China’s underwater approach seeks to address both challenges simultaneously. By combining renewable offshore wind power with seawater cooling, the project reduces electricity demand, minimizes freshwater use, and dramatically shrinks the land footprint required for large-scale computing infrastructure.

Built for the AI Era

Industry reports suggest the facility houses roughly 2,000 servers designed to support AI workloads, big-data processing, and next-generation digital services.

As governments and companies compete to attract AI investment, access to affordable energy, reliable cooling, and available land has become a strategic advantage. The challenge is especially acute as the world’s largest technology firms plan hundreds of billions of dollars in new AI infrastructure over the coming decade.

China’s underwater data center offers a glimpse of how future facilities may be designed—not simply as buildings, but as integrated energy systems that combine renewable power generation with innovative cooling solutions.

From Experiment to Commercial Reality

China is not the first country to experiment with underwater data centers. Microsoft’s Project Natick tested the concept off the coast of Scotland several years ago, demonstrating that submerged servers could operate reliably for extended periods.

The Shanghai project, however, is the first commercial-scale deployment directly integrated with offshore wind power. Experts say it demonstrates how China has moved rapidly from pilot projects to commercial implementation by combining industrial capacity, government support, and growing demand for AI infrastructure.

Environmental Questions Remain

Marine scientists note that underwater data centers could affect local ecosystems through heat discharge, sediment disturbance, or long-term maintenance activities. However, early assessments suggest such impacts are likely to be localized and manageable with proper monitoring.

As with offshore wind farms and other marine infrastructure projects, the long-term environmental footprint will depend on careful design, transparency, and ongoing oversight.

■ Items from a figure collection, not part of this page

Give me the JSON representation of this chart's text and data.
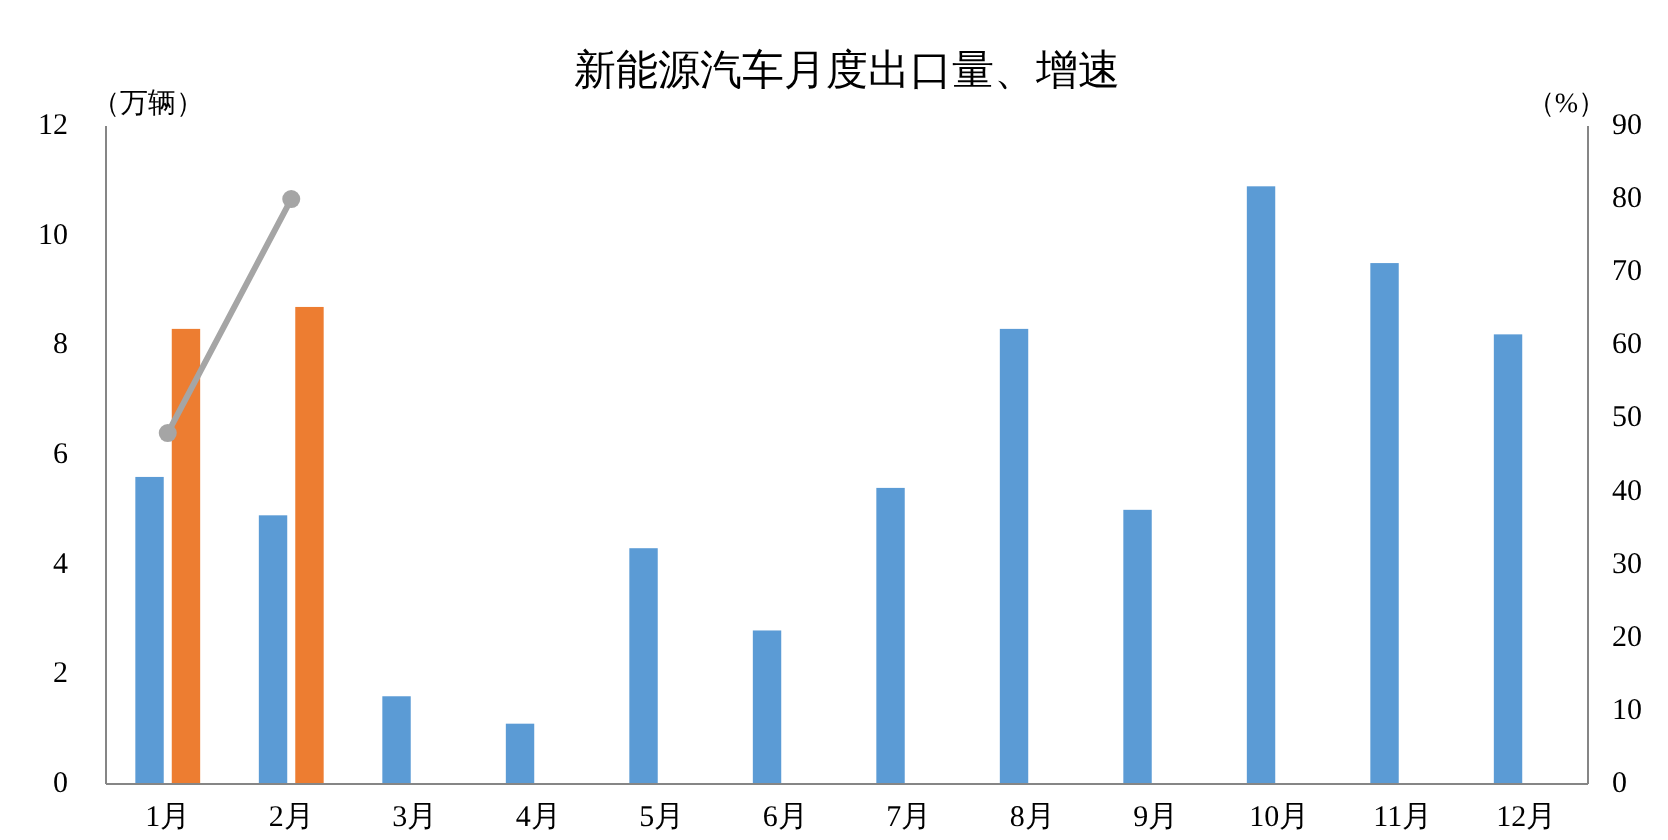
{
  "chart_data": {
    "type": "bar",
    "title": "新能源汽车月度出口量、增速",
    "ylabel": "（万辆）",
    "y2label": "（%）",
    "categories": [
      "1月",
      "2月",
      "3月",
      "4月",
      "5月",
      "6月",
      "7月",
      "8月",
      "9月",
      "10月",
      "11月",
      "12月"
    ],
    "series": [
      {
        "color": "#5b9bd5",
        "values": [
          5.6,
          4.9,
          1.6,
          1.1,
          4.3,
          2.8,
          5.4,
          8.3,
          5.0,
          10.9,
          9.5,
          8.2
        ]
      },
      {
        "color": "#ed7d31",
        "values": [
          8.3,
          8.7,
          null,
          null,
          null,
          null,
          null,
          null,
          null,
          null,
          null,
          null
        ]
      },
      {
        "type": "line",
        "axis": "y2",
        "color": "#a5a5a5",
        "values": [
          48,
          80,
          null,
          null,
          null,
          null,
          null,
          null,
          null,
          null,
          null,
          null
        ]
      }
    ],
    "ylim": [
      0,
      12
    ],
    "yticks": [
      0,
      2,
      4,
      6,
      8,
      10,
      12
    ],
    "y2lim": [
      0,
      90
    ],
    "y2ticks": [
      0,
      10,
      20,
      30,
      40,
      50,
      60,
      70,
      80,
      90
    ],
    "marker": "circle"
  }
}
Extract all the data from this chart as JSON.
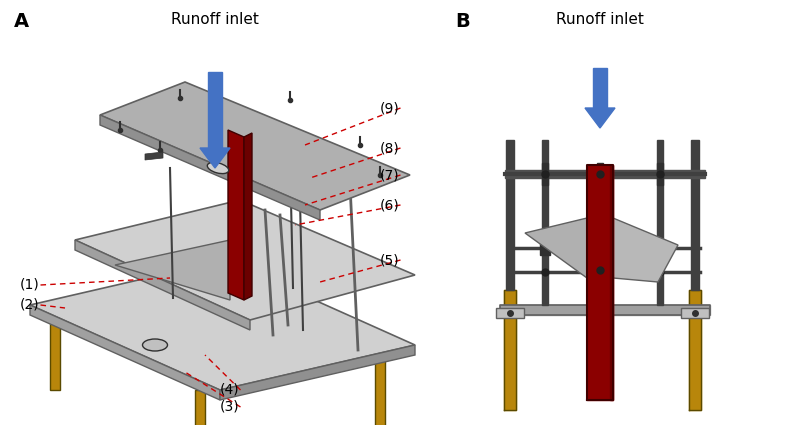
{
  "bg_color": "#ffffff",
  "label_A": "A",
  "label_B": "B",
  "title_A": "Runoff inlet",
  "title_B": "Runoff inlet",
  "arrow_color": "#4472c4",
  "red_color": "#8b0000",
  "gold_color": "#b8860b",
  "gray_color": "#a0a0a0",
  "dark_gray": "#606060",
  "light_gray": "#c8c8c8",
  "plate_gray": "#b0b0b0",
  "plate_light": "#d0d0d0",
  "dashed_color": "#cc0000",
  "font_size_label": 10,
  "font_size_AB": 14
}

The Emerging Race to Power Intelligence

For years, the technology sector’s defining question was how to build smarter AI. Increasingly, the question is becoming where to put it—and how to power it.

The rapid expansion of artificial intelligence is forcing governments, utilities, and technology companies to rethink the relationship between computing, energy, water, and infrastructure. In that context, China’s underwater data center is more than an engineering experiment. It is an early signal of a future in which the race for AI leadership may be determined as much by access to sustainable infrastructure as by breakthroughs in software and silicon.

China’s answer, at least in this case, lies beneath the sea.